Problems running Gatling with Amazon ELB

Hi Nadine,

I run my Gatling tests on EC2 and for real-time console metrics I’ve replaced the awk script with a python script.

https://github.com/BBC/gatling-load-tests#real-time-metrics-optional

Aidy

Nice. My Python skills are a little rusty, but it would be a welcome diversion to see what you’ve done. I glanced through a few of your Simulation classes and saw you have setup many of the scenarios with one request per user.

Have you been able to hit your target of 750 RPS with this kind of setup?

I’m in a similar kind of situation and am currently experimenting with adding more requests per user to see how well it runs.

@Marius:
Were you ever able to get your script to run at 1000 RPS?

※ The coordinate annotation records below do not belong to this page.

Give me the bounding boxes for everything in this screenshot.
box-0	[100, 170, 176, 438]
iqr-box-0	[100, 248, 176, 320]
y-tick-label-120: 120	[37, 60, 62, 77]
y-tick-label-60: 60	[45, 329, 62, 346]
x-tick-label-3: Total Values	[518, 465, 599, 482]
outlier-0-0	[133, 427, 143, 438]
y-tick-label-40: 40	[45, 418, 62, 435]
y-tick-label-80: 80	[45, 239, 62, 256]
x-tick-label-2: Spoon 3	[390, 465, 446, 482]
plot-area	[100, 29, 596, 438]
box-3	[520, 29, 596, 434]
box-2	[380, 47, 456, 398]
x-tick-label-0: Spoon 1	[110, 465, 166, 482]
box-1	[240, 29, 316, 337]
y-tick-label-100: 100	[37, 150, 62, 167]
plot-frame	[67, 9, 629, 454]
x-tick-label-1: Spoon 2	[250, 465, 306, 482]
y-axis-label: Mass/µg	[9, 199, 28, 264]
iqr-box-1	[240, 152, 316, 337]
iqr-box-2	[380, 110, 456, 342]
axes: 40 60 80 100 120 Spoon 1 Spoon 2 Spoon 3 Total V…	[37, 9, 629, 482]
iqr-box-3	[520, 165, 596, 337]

If so, what was your final resolution for this problem?

Hi Nadine,

the only way I found was running each user in a loop. Having one user
per request did not work with ELB.

Hi Marius,

I’d love to hear about how you deal in your application with what looks to me like very serious shortcomings in ELB.
I mean that having the ELB frequently change IP:

  • breaks DNS caching, so clients have to disable it, causing a overhead (all the more that most DNS requests implementations, such as Java standard one, are blocking)

  • breaks connection pooling, so clients have to disable keep-alive
    Cheers,

Stéphane

Hi Marius:
I have an update.

This week I made a change in my scripts that dramatically increased the traffic I can send to my service that sits behind an ELB.
I don’t have any special settings in my gatling.conf file, nothing has been configured in the Service Under Test, and my scenarios are designed to send 1 request per user.

The only thing I changed was to add a line to my httpProtocol definition — .shareConnection.

After doing this, I was able to routinely send 1000+ requests/sec to the service without any http errors whatsoever.
I’ve found that around 1200 I might see some http 500 or 503/504 errors, but there have not been any errors that indicate problems with network card saturation on the script client machine side (which for me is Jenkins)

The work load contains a few requests that use a .repeat or .pause construct, but the majority do not.
It’s basically lots of single-request users.